Daisy se paró en seco y se quedó mirando a la Sra. Collins. "¿No lo encontró?", preguntó incrédula. "Lo eché fuera y, más tarde, ya no estaba. ¿Quiere decir que no lo recogió usted?".
"No, querida", dijo fríamente la Sra. Collins. "No he visto ningún cuadro tirado en el pasillo".
Daisy asintió. "Lo siento, Sra. C", dijo humildemente. "Debo de haberme equivocado". Se sentó y dio un sorbo a su café en un silencio atónito. "Sra. C", se aventuró a decir al cabo de un rato, "perdone que le pregunte, pero ¿hay alguien más alojado en la casa?".
La señora Collins miró preocupada a Daisy. "Mi querida Daisy, no sé a dónde quieres llegar, pero aparte de tu abuela, Bertram, el jardinero, y yo, no hay nadie más en la propiedad".

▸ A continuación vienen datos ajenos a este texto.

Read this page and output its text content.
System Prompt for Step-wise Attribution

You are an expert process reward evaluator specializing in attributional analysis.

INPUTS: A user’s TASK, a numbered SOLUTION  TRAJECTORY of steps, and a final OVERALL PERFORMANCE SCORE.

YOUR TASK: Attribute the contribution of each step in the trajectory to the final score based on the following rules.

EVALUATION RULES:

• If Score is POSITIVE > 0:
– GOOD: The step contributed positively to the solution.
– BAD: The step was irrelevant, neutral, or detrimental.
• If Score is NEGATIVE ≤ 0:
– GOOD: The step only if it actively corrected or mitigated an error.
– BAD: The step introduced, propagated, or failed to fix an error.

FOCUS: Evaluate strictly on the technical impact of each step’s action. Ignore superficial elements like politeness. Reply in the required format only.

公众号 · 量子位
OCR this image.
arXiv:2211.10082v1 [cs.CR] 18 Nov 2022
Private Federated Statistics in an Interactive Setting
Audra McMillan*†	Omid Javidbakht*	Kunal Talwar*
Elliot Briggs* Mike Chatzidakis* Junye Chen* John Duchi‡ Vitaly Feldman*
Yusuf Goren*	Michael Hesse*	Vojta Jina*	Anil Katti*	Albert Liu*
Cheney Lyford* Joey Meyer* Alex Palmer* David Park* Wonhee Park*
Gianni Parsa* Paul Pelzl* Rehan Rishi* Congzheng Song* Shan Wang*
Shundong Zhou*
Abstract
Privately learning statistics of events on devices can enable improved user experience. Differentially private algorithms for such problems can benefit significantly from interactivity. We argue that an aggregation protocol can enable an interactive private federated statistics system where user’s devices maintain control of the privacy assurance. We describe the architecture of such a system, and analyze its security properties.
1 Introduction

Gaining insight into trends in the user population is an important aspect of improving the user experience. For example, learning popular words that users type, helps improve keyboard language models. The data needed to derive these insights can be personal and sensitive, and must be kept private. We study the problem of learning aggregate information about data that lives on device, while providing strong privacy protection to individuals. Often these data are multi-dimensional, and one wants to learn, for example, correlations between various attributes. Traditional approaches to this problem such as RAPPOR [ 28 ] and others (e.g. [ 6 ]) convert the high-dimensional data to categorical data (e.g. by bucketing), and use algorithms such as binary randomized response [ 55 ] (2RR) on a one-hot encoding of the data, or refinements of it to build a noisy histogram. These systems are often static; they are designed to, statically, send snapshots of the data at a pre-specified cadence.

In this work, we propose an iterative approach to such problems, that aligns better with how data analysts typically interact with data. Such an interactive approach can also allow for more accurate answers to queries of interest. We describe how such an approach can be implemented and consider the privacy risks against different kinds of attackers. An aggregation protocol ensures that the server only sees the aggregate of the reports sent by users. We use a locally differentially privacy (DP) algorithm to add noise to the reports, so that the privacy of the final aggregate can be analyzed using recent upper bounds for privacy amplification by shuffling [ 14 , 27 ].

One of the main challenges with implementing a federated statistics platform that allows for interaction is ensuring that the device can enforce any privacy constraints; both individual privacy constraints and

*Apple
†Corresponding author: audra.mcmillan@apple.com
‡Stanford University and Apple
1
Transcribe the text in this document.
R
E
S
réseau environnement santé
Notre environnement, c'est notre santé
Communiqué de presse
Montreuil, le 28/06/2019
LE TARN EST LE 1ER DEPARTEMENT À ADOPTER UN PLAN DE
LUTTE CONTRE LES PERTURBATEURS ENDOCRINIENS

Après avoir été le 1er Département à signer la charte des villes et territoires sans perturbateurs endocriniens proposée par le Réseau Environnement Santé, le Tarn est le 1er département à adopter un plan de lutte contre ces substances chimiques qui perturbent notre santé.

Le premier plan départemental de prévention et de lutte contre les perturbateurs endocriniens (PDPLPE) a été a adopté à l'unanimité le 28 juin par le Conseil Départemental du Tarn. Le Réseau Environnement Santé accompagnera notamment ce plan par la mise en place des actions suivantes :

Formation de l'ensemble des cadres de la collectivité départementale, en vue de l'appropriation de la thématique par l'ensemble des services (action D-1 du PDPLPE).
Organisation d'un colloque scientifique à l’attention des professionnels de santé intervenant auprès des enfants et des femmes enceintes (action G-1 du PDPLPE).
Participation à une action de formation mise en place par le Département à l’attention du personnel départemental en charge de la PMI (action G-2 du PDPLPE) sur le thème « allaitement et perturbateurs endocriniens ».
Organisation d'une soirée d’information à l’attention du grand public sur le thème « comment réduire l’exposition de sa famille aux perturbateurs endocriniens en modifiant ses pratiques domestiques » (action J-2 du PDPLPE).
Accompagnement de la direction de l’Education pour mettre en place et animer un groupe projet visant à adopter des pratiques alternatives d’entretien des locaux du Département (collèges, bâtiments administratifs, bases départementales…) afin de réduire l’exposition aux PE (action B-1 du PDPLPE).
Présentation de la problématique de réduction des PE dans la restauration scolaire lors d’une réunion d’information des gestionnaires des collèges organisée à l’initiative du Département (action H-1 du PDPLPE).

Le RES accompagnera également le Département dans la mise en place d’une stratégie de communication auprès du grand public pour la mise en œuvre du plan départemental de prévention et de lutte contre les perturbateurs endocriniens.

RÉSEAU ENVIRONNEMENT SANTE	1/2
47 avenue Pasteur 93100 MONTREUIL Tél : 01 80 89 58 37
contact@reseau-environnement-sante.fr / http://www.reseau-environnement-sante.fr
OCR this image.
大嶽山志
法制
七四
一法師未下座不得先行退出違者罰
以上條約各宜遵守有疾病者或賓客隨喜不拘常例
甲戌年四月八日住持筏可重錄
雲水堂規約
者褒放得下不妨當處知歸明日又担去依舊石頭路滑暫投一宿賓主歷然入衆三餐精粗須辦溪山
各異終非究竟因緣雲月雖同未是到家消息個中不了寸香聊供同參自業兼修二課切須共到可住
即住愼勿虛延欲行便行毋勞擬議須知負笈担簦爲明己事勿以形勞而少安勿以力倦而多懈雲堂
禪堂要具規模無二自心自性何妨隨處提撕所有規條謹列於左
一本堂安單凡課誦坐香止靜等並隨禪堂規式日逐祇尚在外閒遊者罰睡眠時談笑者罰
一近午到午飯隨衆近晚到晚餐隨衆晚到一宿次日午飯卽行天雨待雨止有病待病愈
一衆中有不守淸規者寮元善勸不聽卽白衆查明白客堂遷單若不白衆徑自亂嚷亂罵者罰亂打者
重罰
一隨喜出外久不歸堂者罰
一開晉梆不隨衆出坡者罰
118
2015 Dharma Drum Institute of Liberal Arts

"¿Bertram, el jardinero? ¿Todavía trabaja aquí?", resonó Daisy, recordando de pronto a aquel hombre de su infancia. A ella, entonces, le había parecido viejo; en el ínterin, lo había dado por asignado a la tierra desde hacía mucho tiempo.
La Sra. Collins asintió. "Está ahí fuera ahora mismo, por si quieres hablar con él".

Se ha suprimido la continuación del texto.